Akpabio made this known while speaking to newsmen in Abuja.
According to him, the Minister of Transport, Idris Umar, has assured the state that the final documentations for the development of the seaport are ready and will be presented to the Federal Executive Council soon.
“Ibaka Deep Seaport project is not dead and we have identified two major harbours that can take the deep seaport.
“Once it is presented to the Federal Executive Council and the next approval is given for the next stage, I believe we will now go into getting investors to show interest.
“For me, port development is not an affair for one year, it is something that we as a nation must resolve to actualise.
“Developing Ibaka deep sea port is not something that is beneficial to one state alone, rather the entire nation will benefit from there,’’ he said.
Akpabio said that the state had plans to invite President Goodluck Jonathan for the ground breaking of one of the major industry to produce fertiliser.
The ferliser industry known as Modular Urea Plant is located in Unyenge, Mbo Local Government Area of the state near the seaport.
It is a new technology aimed at boosting the modular and urea refineries as well as gas.
“We know very well that the port congestion that is happening in Lagos is not good for the Nigerian economy.
“It is just like having international airports that are always clustered, you can never have a good air transport, just the same way that we are not having good sea transport,’’ said Akpabio.

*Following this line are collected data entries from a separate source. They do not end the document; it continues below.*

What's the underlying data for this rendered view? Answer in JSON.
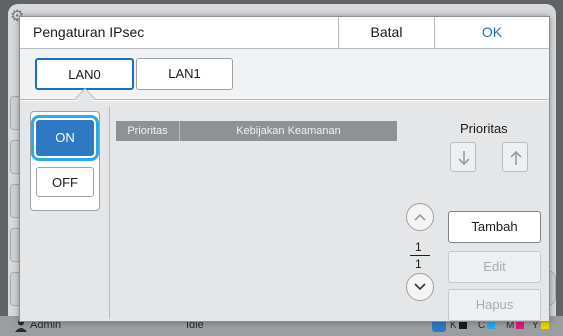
{
  "dialog": {
    "title": "Pengaturan IPsec",
    "cancel_label": "Batal",
    "ok_label": "OK"
  },
  "tabs": [
    {
      "label": "LAN0",
      "selected": true
    },
    {
      "label": "LAN1",
      "selected": false
    }
  ],
  "toggle": {
    "on_label": "ON",
    "off_label": "OFF",
    "selected": "ON"
  },
  "list": {
    "columns": [
      "Prioritas",
      "Kebijakan Keamanan"
    ],
    "rows": []
  },
  "priority": {
    "label": "Prioritas",
    "down_icon": "arrow-down-icon",
    "up_icon": "arrow-up-icon"
  },
  "pagination": {
    "current": "1",
    "total": "1"
  },
  "actions": {
    "add_label": "Tambah",
    "edit_label": "Edit",
    "delete_label": "Hapus"
  },
  "statusbar": {
    "user": "Admin",
    "state": "Idle",
    "inks": [
      {
        "label": "K",
        "color": "#1a1a1a"
      },
      {
        "label": "C",
        "color": "#29a9e8"
      },
      {
        "label": "M",
        "color": "#e0197d"
      },
      {
        "label": "Y",
        "color": "#f2d500"
      }
    ]
  },
  "colors": {
    "accent": "#1a6fc2",
    "on_fill": "#2f78c4",
    "focus_ring": "#29a9e8"
  }
}
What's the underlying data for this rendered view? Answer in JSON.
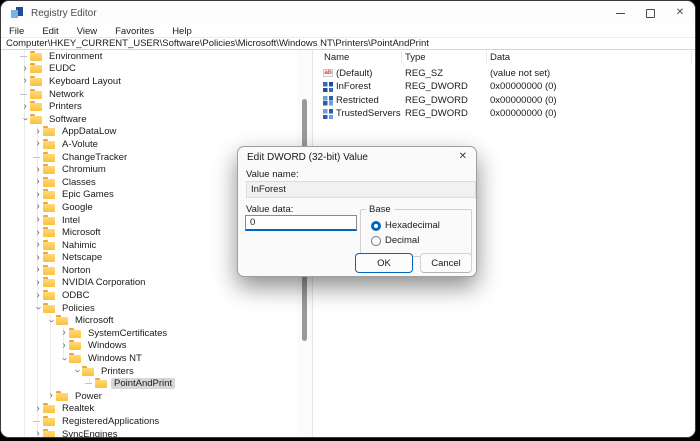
{
  "window": {
    "title": "Registry Editor"
  },
  "menu": {
    "items": [
      "File",
      "Edit",
      "View",
      "Favorites",
      "Help"
    ]
  },
  "address": {
    "path": "Computer\\HKEY_CURRENT_USER\\Software\\Policies\\Microsoft\\Windows NT\\Printers\\PointAndPrint"
  },
  "tree": {
    "items": [
      {
        "label": "Environment",
        "level": 1,
        "state": "leaf"
      },
      {
        "label": "EUDC",
        "level": 1,
        "state": "closed"
      },
      {
        "label": "Keyboard Layout",
        "level": 1,
        "state": "closed"
      },
      {
        "label": "Network",
        "level": 1,
        "state": "leaf"
      },
      {
        "label": "Printers",
        "level": 1,
        "state": "closed"
      },
      {
        "label": "Software",
        "level": 1,
        "state": "open"
      },
      {
        "label": "AppDataLow",
        "level": 2,
        "state": "closed"
      },
      {
        "label": "A-Volute",
        "level": 2,
        "state": "closed"
      },
      {
        "label": "ChangeTracker",
        "level": 2,
        "state": "leaf"
      },
      {
        "label": "Chromium",
        "level": 2,
        "state": "closed"
      },
      {
        "label": "Classes",
        "level": 2,
        "state": "closed"
      },
      {
        "label": "Epic Games",
        "level": 2,
        "state": "closed"
      },
      {
        "label": "Google",
        "level": 2,
        "state": "closed"
      },
      {
        "label": "Intel",
        "level": 2,
        "state": "closed"
      },
      {
        "label": "Microsoft",
        "level": 2,
        "state": "closed"
      },
      {
        "label": "Nahimic",
        "level": 2,
        "state": "closed"
      },
      {
        "label": "Netscape",
        "level": 2,
        "state": "closed"
      },
      {
        "label": "Norton",
        "level": 2,
        "state": "closed"
      },
      {
        "label": "NVIDIA Corporation",
        "level": 2,
        "state": "closed"
      },
      {
        "label": "ODBC",
        "level": 2,
        "state": "closed"
      },
      {
        "label": "Policies",
        "level": 2,
        "state": "open"
      },
      {
        "label": "Microsoft",
        "level": 3,
        "state": "open"
      },
      {
        "label": "SystemCertificates",
        "level": 4,
        "state": "closed"
      },
      {
        "label": "Windows",
        "level": 4,
        "state": "closed"
      },
      {
        "label": "Windows NT",
        "level": 4,
        "state": "open"
      },
      {
        "label": "Printers",
        "level": 5,
        "state": "open"
      },
      {
        "label": "PointAndPrint",
        "level": 6,
        "state": "leaf",
        "selected": true
      },
      {
        "label": "Power",
        "level": 3,
        "state": "closed"
      },
      {
        "label": "Realtek",
        "level": 2,
        "state": "closed"
      },
      {
        "label": "RegisteredApplications",
        "level": 2,
        "state": "leaf"
      },
      {
        "label": "SyncEngines",
        "level": 2,
        "state": "closed"
      }
    ]
  },
  "values": {
    "columns": [
      "Name",
      "Type",
      "Data"
    ],
    "sz_glyph": "ab",
    "rows": [
      {
        "name": "(Default)",
        "type": "REG_SZ",
        "data": "(value not set)",
        "selected": false
      },
      {
        "name": "InForest",
        "type": "REG_DWORD",
        "data": "0x00000000 (0)",
        "selected": true
      },
      {
        "name": "Restricted",
        "type": "REG_DWORD",
        "data": "0x00000000 (0)",
        "selected": false
      },
      {
        "name": "TrustedServers",
        "type": "REG_DWORD",
        "data": "0x00000000 (0)",
        "selected": false
      }
    ]
  },
  "dialog": {
    "title": "Edit DWORD (32-bit) Value",
    "value_name_label": "Value name:",
    "value_name": "InForest",
    "value_data_label": "Value data:",
    "value_data": "0",
    "base_label": "Base",
    "radios": [
      {
        "label": "Hexadecimal",
        "selected": true
      },
      {
        "label": "Decimal",
        "selected": false
      }
    ],
    "ok_label": "OK",
    "cancel_label": "Cancel"
  },
  "colors": {
    "accent": "#0067c0",
    "selection": "#d7d7d7",
    "folder": "#f9c240"
  }
}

Akpabio said that a lot of sea faring vessels were not coming to Nigeria at present due to the huge demurrage they were paying.
He expressed dissatisfaction over the delay in clearing containers, saying that some stayed too long on the sea, and the products they carried got expired before they were cleared.
The governor, however, noted that the economic advantage of the Ibaka seaport when developed were numerous, adding that it would ease congestion and improve the nation’s economy.
He said it would also create more than 20,000 jobs for the country’s largely unemployed population, among others.